Anita Easterwood

Thursday, September 1 to Wednesday, December 21, 2022

Anita Easterwood is a portrait artist and illustrator from Kansas City, KS with over 13 years of experience. She received her Bachelors in Art from Kansas State University, and Masters in African American Studies from The University of Kansas. Specializing in traditional drawing, digital art and oil painting, her work celebrates Blackness through Black culture, fashion, history, and sisterhood. Her artwork will be on display at the Antioch Library branch until December 21, 2022.


Talk about the work on view. What would you like people to know about it?


The works on display have been completed in the last couple of years. It does a good job of capturing textures I enjoy creating. I really enjoy drawing everyday people, sometimes my pieces have a philosophical reasoning behind them and other times I just want to create art.  



What about people and the human form do you find captivating? What do you hope to express through your subjects?


It's the face I enjoy recreating the most. The human face is one of the most complex things to master so it's always a challenge no matter how many portraits I tackle. I want my audience to experience a gravitational pull towards my work.  It's for them to decide what they love most.

The profile of a black woman with her hair in braids and piled on top of her head in a top knot.


You have talked about working on a project with your father and fellow artist Lucky Easterwood. What would be your dream project for the two of you?
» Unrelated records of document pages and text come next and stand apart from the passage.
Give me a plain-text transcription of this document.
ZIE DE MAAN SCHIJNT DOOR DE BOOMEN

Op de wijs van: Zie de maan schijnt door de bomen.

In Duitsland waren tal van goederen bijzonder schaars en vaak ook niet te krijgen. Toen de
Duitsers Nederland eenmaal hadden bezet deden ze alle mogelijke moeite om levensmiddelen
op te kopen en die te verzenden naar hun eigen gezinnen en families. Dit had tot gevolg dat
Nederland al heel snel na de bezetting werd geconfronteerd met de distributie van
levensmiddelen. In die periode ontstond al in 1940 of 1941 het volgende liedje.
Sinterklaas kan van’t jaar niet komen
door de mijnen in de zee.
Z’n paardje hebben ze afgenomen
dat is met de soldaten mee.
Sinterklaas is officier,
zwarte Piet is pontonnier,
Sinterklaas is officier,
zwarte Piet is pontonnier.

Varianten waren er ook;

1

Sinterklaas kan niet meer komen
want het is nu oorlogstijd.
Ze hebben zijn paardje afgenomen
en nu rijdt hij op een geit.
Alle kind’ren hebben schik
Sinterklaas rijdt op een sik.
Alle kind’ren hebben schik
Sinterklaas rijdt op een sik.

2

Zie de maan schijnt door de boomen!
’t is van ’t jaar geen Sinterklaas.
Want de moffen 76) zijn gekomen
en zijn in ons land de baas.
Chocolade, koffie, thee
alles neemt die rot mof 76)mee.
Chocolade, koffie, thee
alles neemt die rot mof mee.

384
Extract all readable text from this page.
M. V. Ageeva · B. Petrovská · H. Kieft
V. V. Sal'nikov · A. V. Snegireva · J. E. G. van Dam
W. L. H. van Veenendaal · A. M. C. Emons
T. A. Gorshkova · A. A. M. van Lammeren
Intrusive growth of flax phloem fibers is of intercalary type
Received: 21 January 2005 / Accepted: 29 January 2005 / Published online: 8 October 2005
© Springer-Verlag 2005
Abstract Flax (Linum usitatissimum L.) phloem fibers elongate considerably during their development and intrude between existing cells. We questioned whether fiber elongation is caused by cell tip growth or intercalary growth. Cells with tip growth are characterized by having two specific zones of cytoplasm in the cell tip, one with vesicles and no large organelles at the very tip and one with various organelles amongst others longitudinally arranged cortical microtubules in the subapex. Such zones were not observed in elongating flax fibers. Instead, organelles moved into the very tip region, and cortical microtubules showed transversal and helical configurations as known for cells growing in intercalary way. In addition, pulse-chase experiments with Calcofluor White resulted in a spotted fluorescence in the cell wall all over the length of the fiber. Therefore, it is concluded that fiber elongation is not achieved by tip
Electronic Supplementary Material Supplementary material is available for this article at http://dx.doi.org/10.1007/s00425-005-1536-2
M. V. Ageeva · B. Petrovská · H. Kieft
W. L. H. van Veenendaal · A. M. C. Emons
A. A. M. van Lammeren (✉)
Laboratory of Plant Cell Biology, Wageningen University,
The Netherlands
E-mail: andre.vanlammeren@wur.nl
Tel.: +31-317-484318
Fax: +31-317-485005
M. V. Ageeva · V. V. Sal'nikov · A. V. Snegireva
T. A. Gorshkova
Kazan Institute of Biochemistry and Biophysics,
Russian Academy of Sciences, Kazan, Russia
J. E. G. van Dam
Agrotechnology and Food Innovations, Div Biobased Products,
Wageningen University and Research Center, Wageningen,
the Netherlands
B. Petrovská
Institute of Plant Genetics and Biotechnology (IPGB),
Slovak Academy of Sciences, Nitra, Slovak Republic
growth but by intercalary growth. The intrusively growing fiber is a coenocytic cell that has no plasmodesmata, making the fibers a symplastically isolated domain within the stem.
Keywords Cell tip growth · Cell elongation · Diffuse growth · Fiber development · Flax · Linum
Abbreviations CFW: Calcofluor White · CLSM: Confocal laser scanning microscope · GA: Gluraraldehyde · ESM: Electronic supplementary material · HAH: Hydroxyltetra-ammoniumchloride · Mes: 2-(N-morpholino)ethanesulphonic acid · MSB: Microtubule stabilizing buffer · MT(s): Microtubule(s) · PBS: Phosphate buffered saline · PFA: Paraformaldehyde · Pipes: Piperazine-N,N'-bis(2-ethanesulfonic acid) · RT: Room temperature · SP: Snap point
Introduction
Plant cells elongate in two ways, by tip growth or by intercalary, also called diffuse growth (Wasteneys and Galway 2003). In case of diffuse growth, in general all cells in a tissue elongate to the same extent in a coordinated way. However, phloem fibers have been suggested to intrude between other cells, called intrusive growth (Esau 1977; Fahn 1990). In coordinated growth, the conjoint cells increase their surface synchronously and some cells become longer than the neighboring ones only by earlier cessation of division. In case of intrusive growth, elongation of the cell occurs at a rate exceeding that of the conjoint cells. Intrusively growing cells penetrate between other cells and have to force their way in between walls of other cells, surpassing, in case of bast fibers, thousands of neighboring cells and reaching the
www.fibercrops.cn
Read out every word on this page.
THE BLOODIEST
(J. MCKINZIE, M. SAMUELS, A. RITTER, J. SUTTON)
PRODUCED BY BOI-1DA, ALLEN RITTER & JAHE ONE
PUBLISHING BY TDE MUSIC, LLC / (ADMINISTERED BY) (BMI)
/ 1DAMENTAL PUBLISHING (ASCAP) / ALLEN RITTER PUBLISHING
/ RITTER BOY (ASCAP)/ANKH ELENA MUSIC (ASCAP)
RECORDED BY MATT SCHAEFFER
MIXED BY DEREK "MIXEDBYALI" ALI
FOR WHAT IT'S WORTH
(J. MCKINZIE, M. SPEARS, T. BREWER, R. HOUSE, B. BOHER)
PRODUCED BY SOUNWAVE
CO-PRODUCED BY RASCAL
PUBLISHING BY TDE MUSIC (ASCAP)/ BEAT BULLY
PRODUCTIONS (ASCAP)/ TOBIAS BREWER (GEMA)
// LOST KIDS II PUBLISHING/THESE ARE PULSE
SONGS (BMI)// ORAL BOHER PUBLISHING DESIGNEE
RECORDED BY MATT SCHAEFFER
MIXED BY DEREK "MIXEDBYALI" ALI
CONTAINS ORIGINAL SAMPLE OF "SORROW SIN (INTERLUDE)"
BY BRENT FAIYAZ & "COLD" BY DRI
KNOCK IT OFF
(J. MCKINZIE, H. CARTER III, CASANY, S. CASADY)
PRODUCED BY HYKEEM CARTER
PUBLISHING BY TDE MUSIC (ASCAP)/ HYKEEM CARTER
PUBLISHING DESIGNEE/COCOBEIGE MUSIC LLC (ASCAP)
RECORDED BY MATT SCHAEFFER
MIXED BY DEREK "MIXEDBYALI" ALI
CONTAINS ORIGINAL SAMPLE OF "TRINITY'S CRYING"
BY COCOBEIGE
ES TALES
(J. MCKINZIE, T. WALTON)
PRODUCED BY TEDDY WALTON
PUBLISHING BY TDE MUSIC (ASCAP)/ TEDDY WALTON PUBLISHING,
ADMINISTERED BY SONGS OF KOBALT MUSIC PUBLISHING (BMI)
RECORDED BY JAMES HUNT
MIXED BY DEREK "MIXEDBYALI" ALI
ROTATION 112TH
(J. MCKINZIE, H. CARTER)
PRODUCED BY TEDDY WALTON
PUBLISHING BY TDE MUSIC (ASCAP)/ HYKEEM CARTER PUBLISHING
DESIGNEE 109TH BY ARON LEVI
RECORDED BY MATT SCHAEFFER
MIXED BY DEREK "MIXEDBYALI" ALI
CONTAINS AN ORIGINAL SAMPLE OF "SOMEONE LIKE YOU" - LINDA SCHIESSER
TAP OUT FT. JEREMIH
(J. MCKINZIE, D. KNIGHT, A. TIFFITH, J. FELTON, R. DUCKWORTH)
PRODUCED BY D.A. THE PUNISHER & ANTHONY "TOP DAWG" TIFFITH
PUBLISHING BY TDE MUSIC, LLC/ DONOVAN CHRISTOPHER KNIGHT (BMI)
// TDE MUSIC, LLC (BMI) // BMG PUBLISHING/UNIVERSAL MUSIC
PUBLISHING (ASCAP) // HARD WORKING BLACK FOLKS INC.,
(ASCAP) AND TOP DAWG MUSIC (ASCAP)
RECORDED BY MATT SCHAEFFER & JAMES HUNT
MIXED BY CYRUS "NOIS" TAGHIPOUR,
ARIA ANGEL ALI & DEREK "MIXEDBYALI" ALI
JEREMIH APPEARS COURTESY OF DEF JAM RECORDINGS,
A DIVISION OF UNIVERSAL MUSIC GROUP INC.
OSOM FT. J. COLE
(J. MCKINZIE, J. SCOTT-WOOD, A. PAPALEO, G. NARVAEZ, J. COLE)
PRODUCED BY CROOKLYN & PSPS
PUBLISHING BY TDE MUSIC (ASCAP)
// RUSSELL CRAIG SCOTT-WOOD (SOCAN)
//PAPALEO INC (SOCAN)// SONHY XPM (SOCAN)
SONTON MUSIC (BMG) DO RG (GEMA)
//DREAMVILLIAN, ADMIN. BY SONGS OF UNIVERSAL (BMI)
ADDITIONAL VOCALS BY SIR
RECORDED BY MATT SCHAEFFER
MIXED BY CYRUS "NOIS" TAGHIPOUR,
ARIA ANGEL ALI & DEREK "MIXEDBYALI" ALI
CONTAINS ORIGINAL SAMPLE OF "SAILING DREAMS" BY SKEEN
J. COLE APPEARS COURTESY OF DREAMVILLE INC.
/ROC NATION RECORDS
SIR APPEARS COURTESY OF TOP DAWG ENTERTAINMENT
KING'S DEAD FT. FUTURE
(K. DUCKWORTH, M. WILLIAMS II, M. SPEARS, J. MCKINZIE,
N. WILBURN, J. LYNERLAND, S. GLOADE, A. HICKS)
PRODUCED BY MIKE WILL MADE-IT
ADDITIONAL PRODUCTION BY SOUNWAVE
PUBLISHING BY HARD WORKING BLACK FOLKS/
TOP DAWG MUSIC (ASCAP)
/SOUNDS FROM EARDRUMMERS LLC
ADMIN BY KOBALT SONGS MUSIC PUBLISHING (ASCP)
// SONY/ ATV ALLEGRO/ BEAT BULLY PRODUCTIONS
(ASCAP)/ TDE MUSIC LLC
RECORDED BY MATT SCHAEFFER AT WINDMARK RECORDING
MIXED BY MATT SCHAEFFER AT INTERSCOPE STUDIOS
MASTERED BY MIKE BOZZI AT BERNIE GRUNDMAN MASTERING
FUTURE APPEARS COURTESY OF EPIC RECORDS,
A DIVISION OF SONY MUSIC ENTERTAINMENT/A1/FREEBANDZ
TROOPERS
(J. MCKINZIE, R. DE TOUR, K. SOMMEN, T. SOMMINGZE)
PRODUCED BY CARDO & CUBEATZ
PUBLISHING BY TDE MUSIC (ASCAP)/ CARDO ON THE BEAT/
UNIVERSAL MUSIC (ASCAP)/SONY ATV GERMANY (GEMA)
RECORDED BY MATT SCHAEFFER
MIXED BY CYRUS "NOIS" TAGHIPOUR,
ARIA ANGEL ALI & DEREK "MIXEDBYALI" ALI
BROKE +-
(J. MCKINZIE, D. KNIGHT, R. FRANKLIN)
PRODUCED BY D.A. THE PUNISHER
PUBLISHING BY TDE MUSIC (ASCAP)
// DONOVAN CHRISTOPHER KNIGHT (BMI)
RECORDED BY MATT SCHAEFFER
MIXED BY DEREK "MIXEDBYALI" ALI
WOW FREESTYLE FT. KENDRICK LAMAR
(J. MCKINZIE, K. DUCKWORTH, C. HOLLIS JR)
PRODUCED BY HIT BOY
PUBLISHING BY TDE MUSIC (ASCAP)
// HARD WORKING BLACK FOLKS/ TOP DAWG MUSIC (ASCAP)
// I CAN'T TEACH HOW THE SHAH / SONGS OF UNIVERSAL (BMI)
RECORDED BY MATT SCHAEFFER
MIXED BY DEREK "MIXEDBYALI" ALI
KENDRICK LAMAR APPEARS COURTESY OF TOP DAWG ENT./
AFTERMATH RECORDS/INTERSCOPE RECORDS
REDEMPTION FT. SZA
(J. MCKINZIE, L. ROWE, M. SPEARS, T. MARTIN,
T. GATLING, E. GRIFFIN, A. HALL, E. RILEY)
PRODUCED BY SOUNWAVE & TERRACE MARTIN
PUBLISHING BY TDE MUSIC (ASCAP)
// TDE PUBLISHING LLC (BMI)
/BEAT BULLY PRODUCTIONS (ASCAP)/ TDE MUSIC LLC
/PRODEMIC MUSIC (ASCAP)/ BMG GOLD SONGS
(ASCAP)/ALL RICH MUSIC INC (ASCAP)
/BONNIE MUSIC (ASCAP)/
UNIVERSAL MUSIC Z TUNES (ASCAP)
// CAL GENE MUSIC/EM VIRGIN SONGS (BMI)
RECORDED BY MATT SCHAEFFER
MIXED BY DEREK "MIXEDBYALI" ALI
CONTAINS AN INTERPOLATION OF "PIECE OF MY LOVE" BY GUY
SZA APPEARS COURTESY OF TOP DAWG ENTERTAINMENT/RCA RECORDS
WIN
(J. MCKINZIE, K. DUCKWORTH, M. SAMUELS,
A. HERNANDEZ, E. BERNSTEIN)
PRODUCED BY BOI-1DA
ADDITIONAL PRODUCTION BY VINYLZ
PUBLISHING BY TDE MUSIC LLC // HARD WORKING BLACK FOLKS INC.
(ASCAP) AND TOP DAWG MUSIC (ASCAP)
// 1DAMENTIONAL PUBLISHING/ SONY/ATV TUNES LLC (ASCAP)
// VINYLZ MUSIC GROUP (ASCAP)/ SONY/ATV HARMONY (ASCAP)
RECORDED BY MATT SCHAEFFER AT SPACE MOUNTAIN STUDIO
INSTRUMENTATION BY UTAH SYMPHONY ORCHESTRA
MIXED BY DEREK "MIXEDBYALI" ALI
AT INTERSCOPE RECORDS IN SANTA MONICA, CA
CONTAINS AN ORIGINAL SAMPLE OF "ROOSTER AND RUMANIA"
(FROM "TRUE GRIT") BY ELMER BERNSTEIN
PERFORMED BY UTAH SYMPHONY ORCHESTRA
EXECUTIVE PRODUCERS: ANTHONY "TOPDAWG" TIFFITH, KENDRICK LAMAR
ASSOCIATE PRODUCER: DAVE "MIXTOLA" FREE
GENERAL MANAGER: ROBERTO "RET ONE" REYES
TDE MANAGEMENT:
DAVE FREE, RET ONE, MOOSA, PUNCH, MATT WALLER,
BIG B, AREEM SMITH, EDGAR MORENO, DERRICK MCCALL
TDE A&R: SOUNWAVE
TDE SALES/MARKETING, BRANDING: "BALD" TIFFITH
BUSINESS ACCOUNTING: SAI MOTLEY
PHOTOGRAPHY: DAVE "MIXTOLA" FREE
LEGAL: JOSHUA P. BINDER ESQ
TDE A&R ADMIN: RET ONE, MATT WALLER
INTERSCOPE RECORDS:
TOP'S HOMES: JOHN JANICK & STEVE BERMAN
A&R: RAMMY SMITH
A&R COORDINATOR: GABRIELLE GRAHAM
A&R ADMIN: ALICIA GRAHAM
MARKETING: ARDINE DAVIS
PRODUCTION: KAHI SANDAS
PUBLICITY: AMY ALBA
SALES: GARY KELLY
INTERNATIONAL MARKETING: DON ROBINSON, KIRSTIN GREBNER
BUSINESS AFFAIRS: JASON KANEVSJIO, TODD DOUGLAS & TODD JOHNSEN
I'd love to collaborate on a few oil paintings with my dad. I learn so much from his techniques, but we also have different styles which I think would make a beautiful contrast.



Did your years as an educator have an influence on your art making practice?


Being an educator definitely had an influence on my art career, my students gave me consistent validation that what I do is important and they loved to talk about my work. Sometimes you forget that what you do actually matters, and I'm grateful that my students served as a reminder.  



What is your most important artist tool? Is there something you can’t live without in your studio?


I would say the most important is my pencil sharpener, I never work with a dull pencil. I also need my airpods. It's difficult for me to focus for a long period of time without a podcast or classical music playing in my ears.  


What books, movies and/or music have inspired you recently?


I'm an avid reader and I love all things fantasy.  Since I typically work in greyscale, I've contemplated switching it up and taking my love for books and weaving those characters into my work.  This would involve vivid colors, fluid lines and less realism.